19 Mayıs işte bu değişimin başlangıç günüdür. Lideri ise bu değişimin başaralı olmuş olan seçilmiş kişisidir. Seçilmiş olduğu için ona biat edilmiş ve kimse onun liderliğini sorgulamamıştır. Liderlik vasfını iyi değerlendirmiş ve kendisine karşı oluşabilecek olan tüm muhalif hareketi ise bugün yaşadığımız gibi hukuk ve adalet yorumlanmış ve işletilmiştir.

Liderleri olaylar yaratır, bazıları lider olmak için kendisini yetiştirmiş ve geliştirmiş olmasına rağmen, bir çoğu alt yapısı olmadan tesadüfen lider olmuş ve tiranlığını eline geçirdiği güç ile ilan etmiştir.  19 Mayıs günü ilk adım atan kişi kendisini geliştirmiş, Alman disiplini ve eğitiminde geçmiş, birden fazla dil bilen, tarih bilgisi olan batı kültürü içinde yeni bir toplum yaratma ideli olan kişidir.
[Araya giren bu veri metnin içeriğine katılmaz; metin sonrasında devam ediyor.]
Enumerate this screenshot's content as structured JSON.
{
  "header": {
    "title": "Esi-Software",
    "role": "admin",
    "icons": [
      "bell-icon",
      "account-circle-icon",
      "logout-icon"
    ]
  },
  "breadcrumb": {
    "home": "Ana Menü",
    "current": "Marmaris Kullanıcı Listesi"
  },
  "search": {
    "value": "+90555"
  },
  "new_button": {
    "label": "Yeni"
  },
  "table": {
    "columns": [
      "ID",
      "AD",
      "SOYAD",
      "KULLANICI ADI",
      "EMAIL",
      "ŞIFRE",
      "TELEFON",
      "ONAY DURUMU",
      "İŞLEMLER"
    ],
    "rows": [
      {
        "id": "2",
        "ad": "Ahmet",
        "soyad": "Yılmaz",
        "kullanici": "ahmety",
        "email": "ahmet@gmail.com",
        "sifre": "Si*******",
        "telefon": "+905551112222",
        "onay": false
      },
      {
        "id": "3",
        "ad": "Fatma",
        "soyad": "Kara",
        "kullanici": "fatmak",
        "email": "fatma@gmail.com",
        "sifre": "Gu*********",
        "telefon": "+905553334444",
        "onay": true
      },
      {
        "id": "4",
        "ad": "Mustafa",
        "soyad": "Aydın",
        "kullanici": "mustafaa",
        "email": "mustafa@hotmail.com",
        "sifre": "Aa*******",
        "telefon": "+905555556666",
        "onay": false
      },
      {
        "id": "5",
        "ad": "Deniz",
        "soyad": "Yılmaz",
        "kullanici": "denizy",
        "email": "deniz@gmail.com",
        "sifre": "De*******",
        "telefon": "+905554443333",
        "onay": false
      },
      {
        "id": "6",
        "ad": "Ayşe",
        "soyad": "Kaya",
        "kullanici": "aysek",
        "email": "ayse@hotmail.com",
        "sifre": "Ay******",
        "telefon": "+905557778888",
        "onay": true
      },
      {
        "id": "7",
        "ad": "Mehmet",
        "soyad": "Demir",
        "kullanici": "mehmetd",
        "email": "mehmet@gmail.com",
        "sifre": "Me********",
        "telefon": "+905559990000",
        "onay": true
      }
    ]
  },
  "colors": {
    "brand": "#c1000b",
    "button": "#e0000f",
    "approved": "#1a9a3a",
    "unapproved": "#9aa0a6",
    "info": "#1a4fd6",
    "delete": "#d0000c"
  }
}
Ulus devleti acımasızlığı içinde homojen bir toplum yaratma ideli peşinde koşmuş ve muhaliflerini acımasızca yok etmiştir. 12 eylül 1980 yılında batı ülkemize yeni rol verdiğinde bu yaratılan illüzyon bozulmuş, ulus devlet yerine liberal devlet anlayışı ile Ortadoğu ülkesi konumuna getirildik. Samsun’da atılan ilk adıma en büyük çelmeyi 12 Eylül 1980 günü yapılan darbe ile yapılmış ve ulus devlet iflas etmiştir.  

Ulus devleti olarak kurulurken mayınların bu seksenli yıllardan sonra hareket etmesi ve Kürtlerin uluslaşma yolunda mücadeleleri tesadüfi değildir. Verilen roller yeniden dağıtılmakta ve ülke bu sefer de yine dışarıdan gelen uyarıcılar yeni değişimlere gebedir.